Getting an AI agent to reliably navigate Photoshop or Salesforce requires one thing above almost everything else: footage of humans actually doing it. Markov AI is trying to fill that gap.

The company has published "Computer Use Large," an open-source dataset of 48,478 screen recording videos totaling approximately 12,300 hours of professional software usage, available on Hugging Face under the CC-BY-4.0 license. The dataset spans six categories: Blender (11,493 videos, 3,624 hours), Photoshop (10,704 videos, 2,060 hours), AutoCAD (10,059 videos, 2,149 hours), Excel (8,111 videos, 2,002 hours), Salesforce (7,807 videos, 2,336 hours), and VS Code (304 videos, 127 hours). All recordings have been preprocessed to strip intros, outros, talking heads, and audio, leaving clean GUI interaction footage with structured per-video metadata in JSONL format. The dataset accumulated over 45,000 downloads within its first month of release.

The dataset is designed for training and evaluating computer-use agents — AI systems that navigate desktop software through clicking, typing, and scrolling rather than structured APIs. Real-world GUI interaction data at this scale has historically been scarce and expensive to curate. The coverage skews toward enterprise and creative tools: Salesforce, Blender, and Photoshop represent the kind of deep, multi-step professional workflows that desktop automation companies have been circling for years. VS Code's thin representation — just 304 videos against more than 10,000 for AutoCAD — may limit the dataset's immediate usefulness for coding agent development.
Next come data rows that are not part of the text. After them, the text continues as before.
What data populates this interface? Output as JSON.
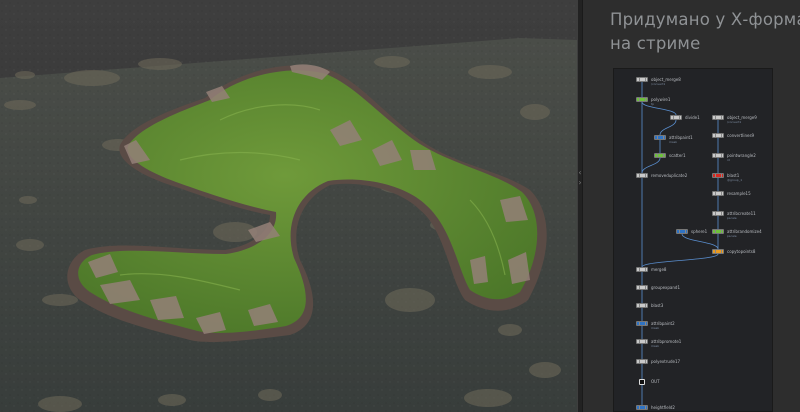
{
  "caption": {
    "line1": "Придумано у Х-форма",
    "line2": "на стриме"
  },
  "colors": {
    "ocean": "#3c4240",
    "grass": "#5f8a32",
    "rock": "#8a7a72",
    "node_default": "#c9c9c9",
    "node_green": "#6fc13d",
    "node_blue": "#2f73c4",
    "node_red": "#d62a22",
    "node_orange": "#e89a21",
    "wire": "#5a8fd0"
  },
  "network": {
    "nodes": [
      {
        "id": "object_merge8",
        "label": "object_merge8",
        "sub": "/convert1",
        "color": "default"
      },
      {
        "id": "polywire1",
        "label": "polywire1",
        "sub": "tp",
        "color": "green"
      },
      {
        "id": "divide1",
        "label": "divide1",
        "sub": "",
        "color": "default"
      },
      {
        "id": "object_merge9",
        "label": "object_merge9",
        "sub": "/convert1",
        "color": "default"
      },
      {
        "id": "attribpaint1",
        "label": "attribpaint1",
        "sub": "mask",
        "color": "blue"
      },
      {
        "id": "convertlines9",
        "label": "convertlines9",
        "sub": "",
        "color": "default"
      },
      {
        "id": "scatter1",
        "label": "scatter1",
        "sub": "",
        "color": "green"
      },
      {
        "id": "pointwrangle2",
        "label": "pointwrangle2",
        "sub": "id",
        "color": "default"
      },
      {
        "id": "removeduplicate2",
        "label": "removeduplicate2",
        "sub": "",
        "color": "default"
      },
      {
        "id": "blast1",
        "label": "blast1",
        "sub": "@group_1",
        "color": "red"
      },
      {
        "id": "resample15",
        "label": "resample15",
        "sub": "",
        "color": "default"
      },
      {
        "id": "attribcreate11",
        "label": "attribcreate11",
        "sub": "pscale",
        "color": "default"
      },
      {
        "id": "sphere1",
        "label": "sphere1",
        "sub": "",
        "color": "blue"
      },
      {
        "id": "attribrandomize4",
        "label": "attribrandomize4",
        "sub": "pscale",
        "color": "green"
      },
      {
        "id": "copytopoints8",
        "label": "copytopoints8",
        "sub": "",
        "color": "orange"
      },
      {
        "id": "merge8",
        "label": "merge8",
        "sub": "",
        "color": "default"
      },
      {
        "id": "groupexpand1",
        "label": "groupexpand1",
        "sub": "",
        "color": "default"
      },
      {
        "id": "blast3",
        "label": "blast3",
        "sub": "",
        "color": "default"
      },
      {
        "id": "attribpaint2",
        "label": "attribpaint2",
        "sub": "mask",
        "color": "blue"
      },
      {
        "id": "attribpromote1",
        "label": "attribpromote1",
        "sub": "mask",
        "color": "default"
      },
      {
        "id": "polyextrude17",
        "label": "polyextrude17",
        "sub": "",
        "color": "default"
      },
      {
        "id": "OUT",
        "label": "OUT",
        "sub": "",
        "color": "default"
      },
      {
        "id": "heightfield2",
        "label": "heightfield2",
        "sub": "",
        "color": "blue"
      }
    ]
  }
}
Anthropic, OpenAI, and Google DeepMind have all shipped computer-use products in the past year — Claude's computer use feature, Operator, and Project Mariner respectively — pulling significant capital and researcher attention into the space. Markov AI's own Hugging Face organization also hosts a separate dataset of agent trajectories on OSWorld tasks, explicitly linked to Anthropic's ComputerRL open-source framework, positioning the company as data infrastructure rather than a model builder competing against the frontier labs. The company describes its focus as providing "RL environments for computer-use AI" and high-quality training data for the next generation of desktop agents.

Markov AI is run by Dev Mandal, an IIT Madras graduate who previously interned at Founders Fund-backed startup Delphi and studied at Stanford. The company appears to be pre-seed or bootstrapped, and the GUI automation focus is a sharp turn from its original pitch in August 2025 as a robotics data labeling company — billed then as "the Scale AI for Robotics." The free CC-BY-4.0 release functions as both a credibility play and a developer acquisition strategy: maximizing downstream adoption and citation builds visibility in a crowded infrastructure niche, while higher-value proprietary services — custom data pipelines, RL environment access, bespoke trajectory curation — are where the company's monetization presumably sits.